REBAÑO DE OVEJAS ELECTRICAS

Image by Scott Draves.

23 marzo 2007

La pesadilla del marketing

No se en qué momento me saturé, pero me tienen hasta los mismísimos con el marketing. Estoy harto de ser objetivo de ventas, de vivir dentro del hipercubo de alguna o de todas las bases de datos de marketing directo de este y de otros países posiblemente.

No hay día en el que el buzón no aparezca uno o varios sobres, todos nominales, que me ofrecen lo que no quiero, lo que ya tengo o a este paso, hasta un pedazo de cielo pagando una cuota mensual. Pensando en lo que debemos de esforzarnos para reciclar, ¿Cuántos árboles terminan directamente en la papelera?

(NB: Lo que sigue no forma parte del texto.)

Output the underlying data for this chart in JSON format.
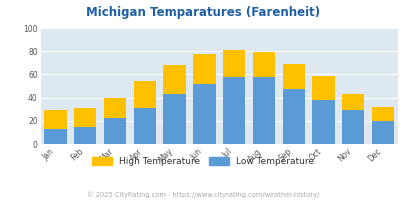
{
  "title": "Michigan Temparatures (Farenheit)",
  "months": [
    "Jan",
    "Feb",
    "Mar",
    "Apr",
    "May",
    "Jun",
    "Jul",
    "Aug",
    "Sep",
    "Oct",
    "Nov",
    "Dec"
  ],
  "low_temps": [
    13,
    15,
    22,
    31,
    43,
    52,
    58,
    58,
    47,
    38,
    29,
    20
  ],
  "high_diff": [
    16,
    16,
    18,
    23,
    25,
    26,
    23,
    21,
    22,
    21,
    14,
    12
  ],
  "low_color": "#5b9bd5",
  "high_color": "#ffc000",
  "bg_color": "#dde8f0",
  "title_color": "#1f5fa6",
  "grid_color": "#ffffff",
  "tick_color": "#555555",
  "ylabel_ticks": [
    0,
    20,
    40,
    60,
    80,
    100
  ],
  "ylim": [
    0,
    100
  ],
  "footnote": "© 2025 CityRating.com - https://www.cityrating.com/weather-history/",
  "footnote_color": "#aaaaaa",
  "legend_high": "High Temperature",
  "legend_low": "Low Temperature",
  "legend_text_color": "#333333"
}
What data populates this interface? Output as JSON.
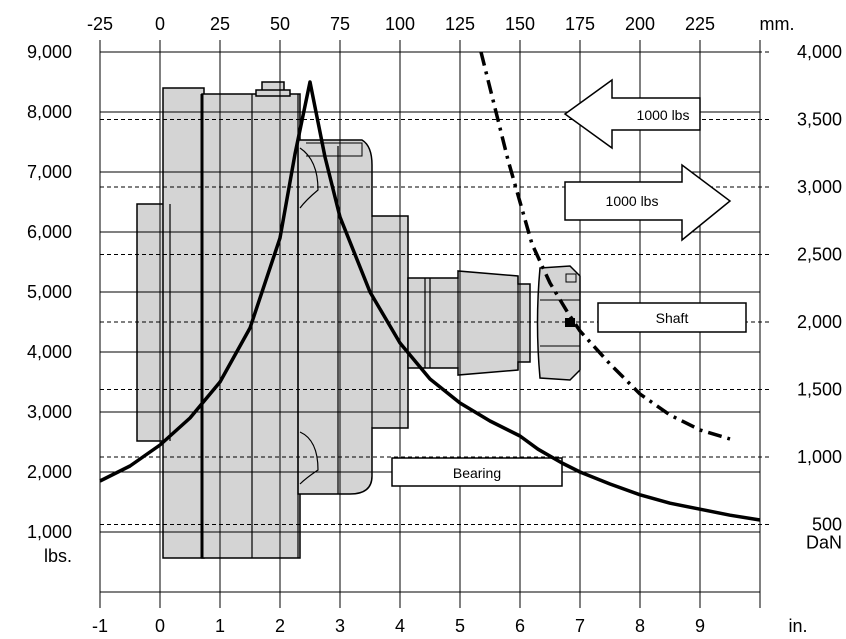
{
  "chart_data": {
    "type": "line",
    "x_bottom": {
      "unit": "in.",
      "range": [
        -1,
        10
      ],
      "ticks": [
        "-1",
        "0",
        "1",
        "2",
        "3",
        "4",
        "5",
        "6",
        "7",
        "8",
        "9"
      ]
    },
    "x_top": {
      "unit": "mm.",
      "range": [
        -25,
        250
      ],
      "ticks": [
        "-25",
        "0",
        "25",
        "50",
        "75",
        "100",
        "125",
        "150",
        "175",
        "200",
        "225"
      ]
    },
    "y_left": {
      "unit": "lbs.",
      "range": [
        0,
        9000
      ],
      "ticks": [
        "1,000",
        "2,000",
        "3,000",
        "4,000",
        "5,000",
        "6,000",
        "7,000",
        "8,000",
        "9,000"
      ]
    },
    "y_right": {
      "unit": "DaN",
      "range": [
        0,
        4000
      ],
      "ticks": [
        "500",
        "1,000",
        "1,500",
        "2,000",
        "2,500",
        "3,000",
        "3,500",
        "4,000"
      ]
    },
    "grid": true,
    "series": [
      {
        "name": "Bearing",
        "style": "solid",
        "x": [
          -1,
          -0.5,
          0,
          0.5,
          1,
          1.5,
          2,
          2.25,
          2.5,
          2.75,
          3,
          3.5,
          4,
          4.5,
          5,
          5.5,
          6,
          6.3,
          6.7,
          7,
          7.5,
          8,
          8.5,
          9,
          9.5,
          10
        ],
        "y": [
          1850,
          2100,
          2450,
          2900,
          3500,
          4400,
          5900,
          7300,
          8500,
          7250,
          6250,
          5000,
          4150,
          3550,
          3150,
          2850,
          2600,
          2380,
          2150,
          2000,
          1800,
          1620,
          1480,
          1380,
          1280,
          1200
        ]
      },
      {
        "name": "Shaft",
        "style": "dash-dot",
        "x": [
          5.35,
          5.6,
          5.8,
          6,
          6.2,
          6.5,
          6.8,
          7,
          7.5,
          8,
          8.5,
          9,
          9.5
        ],
        "y": [
          9000,
          8000,
          7200,
          6500,
          5800,
          5150,
          4650,
          4350,
          3800,
          3300,
          2950,
          2700,
          2550
        ]
      }
    ],
    "annotations": [
      {
        "text": "1000 lbs"
      },
      {
        "text": "1000 lbs"
      },
      {
        "text": "Shaft"
      },
      {
        "text": "Bearing"
      }
    ]
  }
}
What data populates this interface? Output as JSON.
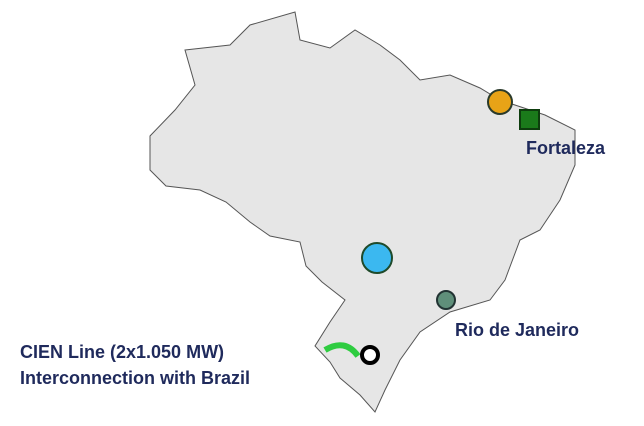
{
  "labels": {
    "fortaleza": "Fortaleza",
    "rio": "Rio de Janeiro",
    "cien_line": "CIEN  Line (2x1.050 MW)",
    "cien_interconnection": "Interconnection with Brazil"
  }
}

No se conforman con el correo, sino que el teléfono de casa suena y suena. Teniendo en cuenta que durante el día no suele haber nadie, los vecinos tienen que estar fritos de oírlo. Luego te persiguen con llamadas al móvil. Me entra la risa (floja) cuando estás en esa reunión de trabajo, con clientes importantes, en mitad de una presentación, y suena el móvil: “no, gracias, no, no me interesa comprar un apartamento en Marina D’or, que no, no me gusta la playa, y menos su asquerosa urbanización… ¡A LA MIERDA…! ¡Que me deje tranquilo!”

En casa ya roza el acoso. No teníamos suficiente con los testigos de Jehová y el Circulo de Lectores, que ahora se les han sumado las inmobiliarias que quieren ¡vender tu piso!, la televisión por cable, los congelados a domicilio, y los niños de los vecinos pidiendo “truco o trato” para “Jalowin” ( la madre que los parió… @#*X8/# )

Lo primero que me viene a la cabeza cuando alguien me para por la calle, es decirle; “no gracias, no compro nada”, cuando solo me quiere preguntar una dirección.

Si te ocurre ir a comprar a un centro comercial, te pasas el rato esquivando al de “la cuenta naranja” (Mira que llegan a ser pesaos)

Lo peor de todo es que me siento responsable -como debería sentirse el tipo de la fábrica de pistolas- porque estoy dentro del negocio de la informática, que ha sido el que ha facilitado en última instancia la creación de este infierno.

Actualización

Un amigo me pasa una canción de un cantautor llamado Juako Malavirgen, que me viene de perillas. Y encima el tío las dona gratuitamente en su web.